Invariant Set Theory

Invariant Set Theory (IST) is a realistic, locally causal theory of fundamental physics which assumes a much stronger synergy between cosmology and quantum physics than exists in contemporary theory. In IST the (quasi-cyclic) universe $U$ is treated as a deterministic dynamical system evolving precisely on a measure-zero fractal invariant subset $I_U$ of its state space. In this approach, the geometry of $I_U$, and not a set of differential evolution equations in space-time $\mathcal M_U$, provides the most primitive description of the laws of physics. As such, IST is non-classical.
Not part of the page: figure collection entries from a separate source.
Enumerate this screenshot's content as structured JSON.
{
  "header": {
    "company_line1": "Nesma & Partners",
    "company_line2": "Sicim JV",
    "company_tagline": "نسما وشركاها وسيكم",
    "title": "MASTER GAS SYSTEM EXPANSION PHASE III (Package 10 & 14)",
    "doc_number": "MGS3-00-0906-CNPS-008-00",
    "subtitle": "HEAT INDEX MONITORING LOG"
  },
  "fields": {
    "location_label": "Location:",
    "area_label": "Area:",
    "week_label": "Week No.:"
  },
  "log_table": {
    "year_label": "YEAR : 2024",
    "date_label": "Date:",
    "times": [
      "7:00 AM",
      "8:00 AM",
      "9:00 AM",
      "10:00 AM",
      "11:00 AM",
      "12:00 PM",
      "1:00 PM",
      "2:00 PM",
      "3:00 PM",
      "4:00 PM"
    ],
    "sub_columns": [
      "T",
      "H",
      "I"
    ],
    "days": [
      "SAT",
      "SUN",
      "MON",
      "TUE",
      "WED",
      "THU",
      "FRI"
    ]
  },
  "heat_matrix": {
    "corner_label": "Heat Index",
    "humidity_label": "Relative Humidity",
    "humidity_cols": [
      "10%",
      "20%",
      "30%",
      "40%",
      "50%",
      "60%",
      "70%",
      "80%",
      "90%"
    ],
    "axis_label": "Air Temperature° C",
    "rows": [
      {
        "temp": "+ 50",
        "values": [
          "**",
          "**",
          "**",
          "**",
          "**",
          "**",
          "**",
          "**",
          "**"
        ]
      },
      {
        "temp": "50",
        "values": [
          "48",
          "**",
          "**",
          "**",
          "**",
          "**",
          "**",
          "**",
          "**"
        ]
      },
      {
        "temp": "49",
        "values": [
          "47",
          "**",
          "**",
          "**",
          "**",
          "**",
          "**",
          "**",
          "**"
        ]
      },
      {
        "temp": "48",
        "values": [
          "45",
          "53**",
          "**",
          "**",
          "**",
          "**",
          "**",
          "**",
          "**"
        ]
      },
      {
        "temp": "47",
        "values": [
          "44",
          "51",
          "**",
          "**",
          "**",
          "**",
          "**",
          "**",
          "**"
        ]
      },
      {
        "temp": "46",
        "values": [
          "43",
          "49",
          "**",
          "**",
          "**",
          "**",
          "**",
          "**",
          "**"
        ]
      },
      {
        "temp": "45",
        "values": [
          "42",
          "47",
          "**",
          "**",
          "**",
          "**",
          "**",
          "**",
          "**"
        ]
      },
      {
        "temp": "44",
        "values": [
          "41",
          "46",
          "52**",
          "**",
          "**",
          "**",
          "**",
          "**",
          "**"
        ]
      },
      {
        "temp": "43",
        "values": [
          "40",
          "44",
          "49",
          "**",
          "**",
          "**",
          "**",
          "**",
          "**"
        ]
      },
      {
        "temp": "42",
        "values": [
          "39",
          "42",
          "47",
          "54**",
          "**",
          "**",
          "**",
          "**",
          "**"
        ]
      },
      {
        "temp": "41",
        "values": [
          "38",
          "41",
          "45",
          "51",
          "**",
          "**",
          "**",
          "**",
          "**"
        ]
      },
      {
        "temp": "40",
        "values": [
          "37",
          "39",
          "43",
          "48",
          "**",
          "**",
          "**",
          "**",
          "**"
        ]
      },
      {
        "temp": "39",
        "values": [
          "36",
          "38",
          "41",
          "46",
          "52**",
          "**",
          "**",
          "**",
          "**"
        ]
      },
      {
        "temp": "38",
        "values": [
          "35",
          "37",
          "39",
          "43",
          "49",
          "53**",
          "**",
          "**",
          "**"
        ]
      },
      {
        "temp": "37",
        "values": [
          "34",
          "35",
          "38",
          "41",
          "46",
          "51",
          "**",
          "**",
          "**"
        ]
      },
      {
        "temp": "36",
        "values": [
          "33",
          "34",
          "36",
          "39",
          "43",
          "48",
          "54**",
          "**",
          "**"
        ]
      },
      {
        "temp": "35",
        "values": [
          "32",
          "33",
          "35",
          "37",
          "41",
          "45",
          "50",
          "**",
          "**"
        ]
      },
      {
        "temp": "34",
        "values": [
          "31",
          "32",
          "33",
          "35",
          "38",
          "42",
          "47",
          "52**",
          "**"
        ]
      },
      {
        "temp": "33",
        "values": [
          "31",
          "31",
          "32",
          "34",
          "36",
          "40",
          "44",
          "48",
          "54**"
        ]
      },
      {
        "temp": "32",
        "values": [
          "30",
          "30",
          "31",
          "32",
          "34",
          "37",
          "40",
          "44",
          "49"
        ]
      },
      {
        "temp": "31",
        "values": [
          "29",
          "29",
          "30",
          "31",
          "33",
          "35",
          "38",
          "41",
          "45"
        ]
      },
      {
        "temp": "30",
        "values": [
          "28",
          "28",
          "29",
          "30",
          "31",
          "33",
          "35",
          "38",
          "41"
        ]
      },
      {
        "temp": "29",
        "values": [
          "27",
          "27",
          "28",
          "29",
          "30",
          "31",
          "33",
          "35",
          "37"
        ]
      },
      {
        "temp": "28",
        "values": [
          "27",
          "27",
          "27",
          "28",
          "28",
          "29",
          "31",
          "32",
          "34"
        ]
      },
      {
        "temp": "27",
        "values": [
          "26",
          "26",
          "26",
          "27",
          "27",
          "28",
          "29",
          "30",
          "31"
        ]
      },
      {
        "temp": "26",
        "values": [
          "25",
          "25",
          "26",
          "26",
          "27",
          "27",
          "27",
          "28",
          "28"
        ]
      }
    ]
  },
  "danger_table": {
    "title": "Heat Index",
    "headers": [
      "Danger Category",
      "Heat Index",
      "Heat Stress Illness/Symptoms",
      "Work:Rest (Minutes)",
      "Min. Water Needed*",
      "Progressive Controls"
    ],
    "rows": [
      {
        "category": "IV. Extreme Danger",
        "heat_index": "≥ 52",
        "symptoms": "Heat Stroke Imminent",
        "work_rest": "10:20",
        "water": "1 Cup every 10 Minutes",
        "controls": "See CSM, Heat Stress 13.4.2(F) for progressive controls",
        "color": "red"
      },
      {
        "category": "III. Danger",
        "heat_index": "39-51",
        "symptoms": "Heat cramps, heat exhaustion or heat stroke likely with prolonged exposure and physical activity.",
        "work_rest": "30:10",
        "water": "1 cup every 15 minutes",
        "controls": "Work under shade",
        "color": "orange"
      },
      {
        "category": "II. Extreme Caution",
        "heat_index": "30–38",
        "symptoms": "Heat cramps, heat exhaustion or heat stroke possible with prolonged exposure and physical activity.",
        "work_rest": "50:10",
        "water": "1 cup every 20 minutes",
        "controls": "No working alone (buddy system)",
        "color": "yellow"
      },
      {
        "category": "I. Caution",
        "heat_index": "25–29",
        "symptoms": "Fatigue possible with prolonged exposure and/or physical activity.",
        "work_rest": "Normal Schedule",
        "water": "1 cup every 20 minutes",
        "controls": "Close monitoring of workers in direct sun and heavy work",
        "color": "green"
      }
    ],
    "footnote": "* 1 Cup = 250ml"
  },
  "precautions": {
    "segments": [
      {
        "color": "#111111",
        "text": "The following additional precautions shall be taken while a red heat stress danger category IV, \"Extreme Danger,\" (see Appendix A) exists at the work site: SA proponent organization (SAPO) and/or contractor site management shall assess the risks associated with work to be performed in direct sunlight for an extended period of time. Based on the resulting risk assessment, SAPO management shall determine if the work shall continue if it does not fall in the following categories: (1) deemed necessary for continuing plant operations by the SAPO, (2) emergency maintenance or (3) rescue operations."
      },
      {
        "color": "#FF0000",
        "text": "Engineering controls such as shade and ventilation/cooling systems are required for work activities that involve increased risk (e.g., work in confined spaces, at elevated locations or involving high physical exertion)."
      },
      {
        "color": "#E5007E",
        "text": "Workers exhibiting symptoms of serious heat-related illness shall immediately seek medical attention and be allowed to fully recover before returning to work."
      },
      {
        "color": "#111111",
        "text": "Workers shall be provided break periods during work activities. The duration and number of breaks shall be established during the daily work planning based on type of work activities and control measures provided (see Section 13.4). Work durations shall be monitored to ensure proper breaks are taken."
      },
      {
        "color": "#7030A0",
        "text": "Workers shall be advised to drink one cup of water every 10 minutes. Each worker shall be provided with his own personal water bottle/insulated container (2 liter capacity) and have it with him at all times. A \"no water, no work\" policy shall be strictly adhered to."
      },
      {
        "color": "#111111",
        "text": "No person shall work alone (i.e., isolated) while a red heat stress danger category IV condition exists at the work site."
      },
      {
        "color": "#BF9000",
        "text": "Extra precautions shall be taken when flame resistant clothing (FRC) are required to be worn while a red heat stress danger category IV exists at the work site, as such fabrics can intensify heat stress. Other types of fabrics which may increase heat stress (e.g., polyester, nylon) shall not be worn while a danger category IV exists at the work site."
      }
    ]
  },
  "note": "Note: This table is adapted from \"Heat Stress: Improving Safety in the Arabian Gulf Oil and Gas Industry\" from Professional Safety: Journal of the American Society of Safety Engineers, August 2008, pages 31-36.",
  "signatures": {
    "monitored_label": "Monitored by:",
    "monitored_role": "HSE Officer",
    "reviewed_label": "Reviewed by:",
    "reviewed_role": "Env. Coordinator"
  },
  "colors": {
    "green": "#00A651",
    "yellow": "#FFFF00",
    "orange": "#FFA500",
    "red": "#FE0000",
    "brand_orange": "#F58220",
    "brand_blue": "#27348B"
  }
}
The geometry of $I_U$ is based on Cantor sets of space-time trajectories in state space, homeomorphic to the algebraic set of $p$-adic integers, for large but finite $p$. In IST, the non-commutativity of position and momentum observables arises from number theory - in particular the non-commensurateness of $ϕ$ and $\cos ϕ$. The complex Hilbert Space and the relativistic Dirac Equation respectively are shown to describe $I_U$, and evolution on $I_U$, in the singular limit of IST at $p=\infty$; particle properties such as de Broglie relationships arise from the helical geometry of trajectories on $I_U$ in the neighbourhood of $\mathcal M_U$. With the p-adic metric as a fundamental measure of distance on $I_U$, certain key perturbations which seem conspiratorially small relative to the more traditional Euclidean metric, take points away from $I_U$ and are therefore unphysically large. This allows (the $ψ$-epistemic) IST to evade the Bell and Pusey et al theorems without fine tuning or other objections. In IST, the problem of quantum gravity becomes one of combining the pseudo-Riemannian metric of $\mathcal M_U$ with the p-adic metric of $I_U$. A generalisation of the field equations of general relativity which can achieve this is proposed.